I am reading a book and having trouble following something. The problem is to try to maximize the differential entropy $-\int_{0}^{\infty}p(r)\log p(r)$ under the constraints that $\int_{0}^{\infty}p(r)=1$ and $\int_{0}^{\infty}rp(r)=\mu_{r}$. The book then just straightaway states that the result is an exponential distribution. I tried to prove this to myself but got stuck, it has been a while since I did any math so I am pretty sure I am missing something very basic.
Here's how far I have gotten. I first wrote the lagrangian
$L=-\int_{0}^{\infty}p(r)\log p(r)+\lambda_{1}\left(\int_{0}^{\infty}p(r)-1\right)+\lambda_{2}\left(\int_{0}^{\infty}rp(r)-\mu_{r}\right)\ \ \ \ \ \ \ \ (1)$
Now here is where I started getting a bit lost, I wasn't sure how to differentiate under the integral so I assumed that the integral was actually a sum over $p(r_{i})$ and differentiated $L$ w.r.t to $p(r_{i})$. Is this correct? What is the proper and general way to solve such differentials?

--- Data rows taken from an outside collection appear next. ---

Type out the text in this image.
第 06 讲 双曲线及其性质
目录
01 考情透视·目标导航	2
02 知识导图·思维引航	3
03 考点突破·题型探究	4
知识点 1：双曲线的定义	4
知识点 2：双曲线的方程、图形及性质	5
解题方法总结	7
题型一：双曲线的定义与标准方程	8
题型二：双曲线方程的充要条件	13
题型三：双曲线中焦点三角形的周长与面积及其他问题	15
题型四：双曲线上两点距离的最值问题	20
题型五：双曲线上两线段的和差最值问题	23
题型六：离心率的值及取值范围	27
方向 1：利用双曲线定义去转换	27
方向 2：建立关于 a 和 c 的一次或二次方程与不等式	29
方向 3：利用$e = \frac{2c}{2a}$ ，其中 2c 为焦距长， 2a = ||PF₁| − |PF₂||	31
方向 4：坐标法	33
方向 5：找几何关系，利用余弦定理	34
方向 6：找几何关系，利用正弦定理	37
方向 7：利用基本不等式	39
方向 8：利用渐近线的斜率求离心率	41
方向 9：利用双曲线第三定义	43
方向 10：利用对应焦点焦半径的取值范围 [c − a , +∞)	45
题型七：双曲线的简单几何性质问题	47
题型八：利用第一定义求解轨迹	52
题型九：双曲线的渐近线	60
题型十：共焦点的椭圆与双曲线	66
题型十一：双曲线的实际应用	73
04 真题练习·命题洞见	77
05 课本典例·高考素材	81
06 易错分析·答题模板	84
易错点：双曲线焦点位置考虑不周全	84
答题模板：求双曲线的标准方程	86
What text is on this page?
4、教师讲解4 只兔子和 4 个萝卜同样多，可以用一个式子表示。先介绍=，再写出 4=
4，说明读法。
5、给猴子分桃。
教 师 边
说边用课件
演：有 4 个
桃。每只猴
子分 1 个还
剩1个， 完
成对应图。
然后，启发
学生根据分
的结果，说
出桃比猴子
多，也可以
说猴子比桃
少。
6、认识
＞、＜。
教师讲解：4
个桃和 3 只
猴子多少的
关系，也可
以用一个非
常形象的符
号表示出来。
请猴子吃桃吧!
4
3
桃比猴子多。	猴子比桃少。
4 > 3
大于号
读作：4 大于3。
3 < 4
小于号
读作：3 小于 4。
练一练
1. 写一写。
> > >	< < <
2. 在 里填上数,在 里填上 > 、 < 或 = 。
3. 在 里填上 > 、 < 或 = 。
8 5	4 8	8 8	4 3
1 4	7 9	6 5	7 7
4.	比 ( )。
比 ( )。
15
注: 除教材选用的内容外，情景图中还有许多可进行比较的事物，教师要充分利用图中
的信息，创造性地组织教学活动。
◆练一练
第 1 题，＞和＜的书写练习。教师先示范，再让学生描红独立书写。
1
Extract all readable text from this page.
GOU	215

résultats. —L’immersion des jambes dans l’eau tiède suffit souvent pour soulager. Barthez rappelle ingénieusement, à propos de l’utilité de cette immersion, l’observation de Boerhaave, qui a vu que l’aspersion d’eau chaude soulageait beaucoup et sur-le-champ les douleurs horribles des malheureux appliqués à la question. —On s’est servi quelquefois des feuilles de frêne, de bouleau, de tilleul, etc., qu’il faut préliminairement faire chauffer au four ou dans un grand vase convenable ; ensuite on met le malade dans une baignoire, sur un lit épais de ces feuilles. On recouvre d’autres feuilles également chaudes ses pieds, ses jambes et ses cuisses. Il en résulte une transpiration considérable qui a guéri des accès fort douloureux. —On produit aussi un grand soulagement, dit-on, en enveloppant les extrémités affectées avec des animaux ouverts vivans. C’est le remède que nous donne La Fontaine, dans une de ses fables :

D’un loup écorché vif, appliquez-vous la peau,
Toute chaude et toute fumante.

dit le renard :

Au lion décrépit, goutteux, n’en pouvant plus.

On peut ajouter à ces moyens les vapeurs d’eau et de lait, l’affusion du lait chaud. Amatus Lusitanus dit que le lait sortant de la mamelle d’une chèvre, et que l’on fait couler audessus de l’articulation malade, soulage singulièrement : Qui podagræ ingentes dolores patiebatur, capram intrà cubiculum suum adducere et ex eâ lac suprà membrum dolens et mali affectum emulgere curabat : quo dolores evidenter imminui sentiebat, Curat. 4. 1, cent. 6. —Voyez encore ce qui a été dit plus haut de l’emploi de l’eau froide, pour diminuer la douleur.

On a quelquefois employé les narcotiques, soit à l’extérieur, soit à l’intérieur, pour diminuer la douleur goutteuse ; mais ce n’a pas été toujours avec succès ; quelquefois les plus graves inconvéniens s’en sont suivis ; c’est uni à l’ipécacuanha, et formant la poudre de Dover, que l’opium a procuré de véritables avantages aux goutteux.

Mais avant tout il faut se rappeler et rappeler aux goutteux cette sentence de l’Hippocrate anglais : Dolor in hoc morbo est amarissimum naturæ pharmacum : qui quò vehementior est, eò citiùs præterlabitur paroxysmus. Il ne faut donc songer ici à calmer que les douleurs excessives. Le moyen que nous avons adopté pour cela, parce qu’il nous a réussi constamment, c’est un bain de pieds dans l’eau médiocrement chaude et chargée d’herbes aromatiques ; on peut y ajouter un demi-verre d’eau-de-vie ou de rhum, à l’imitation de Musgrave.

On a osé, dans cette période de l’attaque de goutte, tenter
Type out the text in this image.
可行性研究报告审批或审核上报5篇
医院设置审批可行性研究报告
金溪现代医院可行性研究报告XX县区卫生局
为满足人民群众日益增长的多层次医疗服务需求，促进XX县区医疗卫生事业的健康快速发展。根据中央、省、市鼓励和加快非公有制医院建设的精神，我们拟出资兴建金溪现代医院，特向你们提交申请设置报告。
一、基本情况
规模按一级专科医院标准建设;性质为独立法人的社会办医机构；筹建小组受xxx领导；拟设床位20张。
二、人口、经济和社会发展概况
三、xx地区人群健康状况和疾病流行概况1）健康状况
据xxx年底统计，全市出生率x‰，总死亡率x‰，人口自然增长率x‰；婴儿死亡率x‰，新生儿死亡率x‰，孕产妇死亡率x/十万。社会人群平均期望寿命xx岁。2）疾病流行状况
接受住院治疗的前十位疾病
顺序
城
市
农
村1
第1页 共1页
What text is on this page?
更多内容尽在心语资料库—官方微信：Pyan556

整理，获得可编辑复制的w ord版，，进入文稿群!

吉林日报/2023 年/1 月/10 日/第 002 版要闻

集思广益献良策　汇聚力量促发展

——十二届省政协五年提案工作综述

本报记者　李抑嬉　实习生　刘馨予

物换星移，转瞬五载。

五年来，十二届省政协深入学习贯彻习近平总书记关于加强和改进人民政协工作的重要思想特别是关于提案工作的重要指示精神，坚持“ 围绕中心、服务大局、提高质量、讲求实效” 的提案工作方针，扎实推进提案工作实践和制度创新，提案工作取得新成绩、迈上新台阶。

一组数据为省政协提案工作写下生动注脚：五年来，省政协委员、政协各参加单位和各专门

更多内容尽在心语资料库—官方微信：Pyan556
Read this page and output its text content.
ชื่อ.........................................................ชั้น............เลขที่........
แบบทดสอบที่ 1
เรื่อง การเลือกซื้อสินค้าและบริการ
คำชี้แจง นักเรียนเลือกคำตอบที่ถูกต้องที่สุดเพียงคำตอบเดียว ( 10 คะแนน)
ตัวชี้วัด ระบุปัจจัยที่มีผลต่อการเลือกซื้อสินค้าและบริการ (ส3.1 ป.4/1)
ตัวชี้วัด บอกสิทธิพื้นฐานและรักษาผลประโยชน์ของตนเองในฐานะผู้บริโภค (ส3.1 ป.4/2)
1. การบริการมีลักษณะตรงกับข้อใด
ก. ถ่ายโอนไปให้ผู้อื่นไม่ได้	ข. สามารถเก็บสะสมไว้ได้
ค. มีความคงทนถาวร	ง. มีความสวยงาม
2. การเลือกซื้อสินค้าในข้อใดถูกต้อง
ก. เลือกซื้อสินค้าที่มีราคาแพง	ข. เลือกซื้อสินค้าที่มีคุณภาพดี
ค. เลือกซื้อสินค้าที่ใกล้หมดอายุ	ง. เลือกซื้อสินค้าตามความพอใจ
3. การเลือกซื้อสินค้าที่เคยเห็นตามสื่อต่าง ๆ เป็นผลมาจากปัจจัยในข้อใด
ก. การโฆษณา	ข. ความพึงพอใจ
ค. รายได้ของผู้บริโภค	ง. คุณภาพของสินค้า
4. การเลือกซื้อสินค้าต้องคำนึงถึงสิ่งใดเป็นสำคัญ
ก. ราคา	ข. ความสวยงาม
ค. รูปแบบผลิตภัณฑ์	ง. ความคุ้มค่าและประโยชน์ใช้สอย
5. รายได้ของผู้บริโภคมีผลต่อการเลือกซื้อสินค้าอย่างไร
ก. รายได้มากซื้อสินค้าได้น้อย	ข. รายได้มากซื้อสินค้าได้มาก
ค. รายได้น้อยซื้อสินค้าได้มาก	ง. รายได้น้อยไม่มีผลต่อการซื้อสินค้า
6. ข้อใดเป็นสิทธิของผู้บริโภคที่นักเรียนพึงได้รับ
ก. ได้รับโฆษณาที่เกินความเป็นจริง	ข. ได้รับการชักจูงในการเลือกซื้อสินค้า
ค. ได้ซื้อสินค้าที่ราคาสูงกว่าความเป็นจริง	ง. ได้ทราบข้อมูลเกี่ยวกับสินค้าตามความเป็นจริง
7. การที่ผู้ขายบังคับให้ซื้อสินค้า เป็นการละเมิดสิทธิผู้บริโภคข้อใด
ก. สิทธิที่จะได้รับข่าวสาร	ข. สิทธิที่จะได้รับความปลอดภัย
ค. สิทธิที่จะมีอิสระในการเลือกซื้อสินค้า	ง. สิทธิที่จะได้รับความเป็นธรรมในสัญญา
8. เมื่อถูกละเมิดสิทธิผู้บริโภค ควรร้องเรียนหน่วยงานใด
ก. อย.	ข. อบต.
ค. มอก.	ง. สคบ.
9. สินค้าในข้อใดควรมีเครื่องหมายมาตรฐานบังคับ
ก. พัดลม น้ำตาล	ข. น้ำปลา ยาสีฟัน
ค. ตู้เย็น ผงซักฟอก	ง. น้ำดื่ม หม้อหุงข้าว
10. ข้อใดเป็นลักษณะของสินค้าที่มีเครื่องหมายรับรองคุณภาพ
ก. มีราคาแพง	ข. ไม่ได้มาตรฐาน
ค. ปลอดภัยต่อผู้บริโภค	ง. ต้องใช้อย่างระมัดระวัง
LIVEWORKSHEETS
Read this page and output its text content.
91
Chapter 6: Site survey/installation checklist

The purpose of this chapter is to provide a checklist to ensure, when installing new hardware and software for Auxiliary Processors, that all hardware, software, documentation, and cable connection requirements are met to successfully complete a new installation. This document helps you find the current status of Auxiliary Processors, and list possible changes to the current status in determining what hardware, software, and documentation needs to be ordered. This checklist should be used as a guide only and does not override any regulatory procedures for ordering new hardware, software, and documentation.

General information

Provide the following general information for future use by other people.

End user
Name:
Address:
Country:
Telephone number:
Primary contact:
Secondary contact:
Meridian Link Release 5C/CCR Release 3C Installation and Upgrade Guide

Moving along, after differentiation (assuming it was a sum) I got the following
$\frac{\partial L}{\partial p}=-\log p(r)-1+\lambda_{1}+\lambda_{2}r=0$
$\implies p(r)=e^{\lambda_{2}r+\lambda_{1}-1}\ \ \ \ \ \ \ \ (2)$
$\frac{\partial L}{\partial\lambda_{1}}=\int_{0}^{\infty}p(r)-1=0$
$\implies\int_{0}^{\infty}e^{\lambda_{2}r+\lambda_{1}-1}dr=1\ \ \ \ \ \ \ \ (3)$
$\frac{\partial L}{\partial\lambda_{2}}=\int_{0}^{\infty}rp(r)-1=0$
$\implies\int_{0}^{\infty}re^{\lambda_{2}r+\lambda_{1}-1}dr=1\ \ \ \ \ \ \ \ (4)$
But now as per my knowledge, the definite integrals in (3) and (4) should equal infinity, but that doesn't help me and so I am stuck? I am sure I am making some very basic conceptual mistake. Can someone please help me with this solution? Thanks.
Best Answer
$\int_0^\infty \mathrm e^{-a x} \mathrm d x = \frac{1}{a}$ for $a>0$.
$\int_0^\infty x \mathrm e^{-a x} \mathrm d x$ may be evaluated by integration by parts.